Friday, July 15, 2005


But to surrender to a self-will inflamed and swollen with years of usurpation is a kind of death. We all remember this self-will as it was in childhood: the bitter, prolonged rage at every thwarting, the burst of passionate tears, the black, Satanic wish to kill or die rather than to give in. Hence the older type of nurse or parent was quite right in thinking that the first step in education is 'to break the child's will'. Their methods were often wrong: but not to see the necessity is, I think, to cut oneself off from all understanding of spiritual laws. And if, now that we are grown up, we do not howl and stamp quite so much, that is partly because our elders began the process of breaking or killing our self-will in the nursery, and partly because the same passions now take more subtle forms and have grown clever at avoiding death by various 'compensations'. Hence the necessity to die daily: however often we think we have broken the rebellious self we find it alive. That this process cannot be without pain is sufficiently witnessed by the very history of the word 'Mortification'.
~C.S. Lewis, The Problem of Pain, Chapter 6: Human Pain, (1940)

1 Comment(s):

At Fri Jul 15, 04:55:00 PM EST, Blogger MrKimi said...

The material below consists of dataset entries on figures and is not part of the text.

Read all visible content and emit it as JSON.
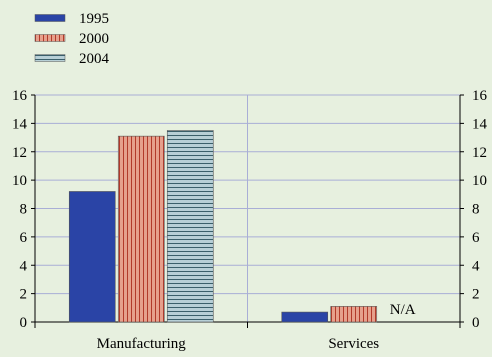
{
  "chart_data": {
    "type": "bar",
    "title": "",
    "xlabel": "",
    "ylabel": "",
    "categories": [
      "Manufacturing",
      "Services"
    ],
    "series": [
      {
        "name": "1995",
        "values": [
          9.2,
          0.7
        ],
        "color": "#2a44a6",
        "pattern": "solid"
      },
      {
        "name": "2000",
        "values": [
          13.1,
          1.1
        ],
        "color": "#e6a08c",
        "pattern": "vertical-stripes"
      },
      {
        "name": "2004",
        "values": [
          13.5,
          null
        ],
        "color": "#b7cfd6",
        "pattern": "horizontal-stripes"
      }
    ],
    "ylim": [
      0,
      16
    ],
    "yticks": [
      0,
      2,
      4,
      6,
      8,
      10,
      12,
      14,
      16
    ],
    "secondary_y_axis_mirrored": true,
    "grid": true,
    "legend_position": "top-left",
    "annotations": [
      {
        "category": "Services",
        "series": "2004",
        "text": "N/A"
      }
    ]
  }
}
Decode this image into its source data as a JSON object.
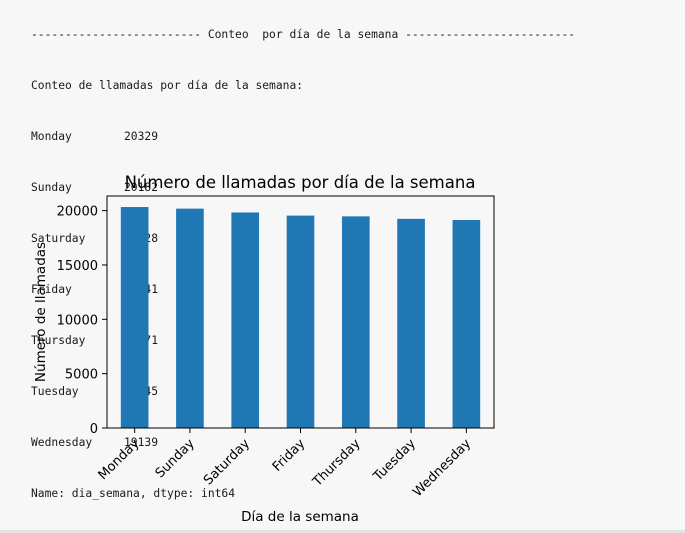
{
  "output": {
    "separator_line": "------------------------- Conteo  por día de la semana -------------------------",
    "header": "Conteo de llamadas por día de la semana:",
    "series_rows": [
      {
        "day": "Monday",
        "count": "20329"
      },
      {
        "day": "Sunday",
        "count": "20182"
      },
      {
        "day": "Saturday",
        "count": "19828"
      },
      {
        "day": "Friday",
        "count": "19541"
      },
      {
        "day": "Thursday",
        "count": "19471"
      },
      {
        "day": "Tuesday",
        "count": "19245"
      },
      {
        "day": "Wednesday",
        "count": "19139"
      }
    ],
    "footer": "Name: dia_semana, dtype: int64"
  },
  "chart_data": {
    "type": "bar",
    "title": "Número de llamadas por día de la semana",
    "xlabel": "Día de la semana",
    "ylabel": "Número de llamadas",
    "categories": [
      "Monday",
      "Sunday",
      "Saturday",
      "Friday",
      "Thursday",
      "Tuesday",
      "Wednesday"
    ],
    "values": [
      20329,
      20182,
      19828,
      19541,
      19471,
      19245,
      19139
    ],
    "ylim": [
      0,
      21345
    ],
    "yticks": [
      0,
      5000,
      10000,
      15000,
      20000
    ],
    "bar_color": "#1f77b4",
    "grid": false,
    "legend": "none"
  }
}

I struggle with this kind of thing. It relies on the notion of original sin, which Lewis seems very aware of, and I find difficult. I would rather presume people are good and sometimes be dissapointed than the reverse.

In my experience those who have positive encouraging childhoods grow up happy and fulfilled, the others often end up in prison.

Notwithstanding I am well aware of some my own failings, probably not all of them.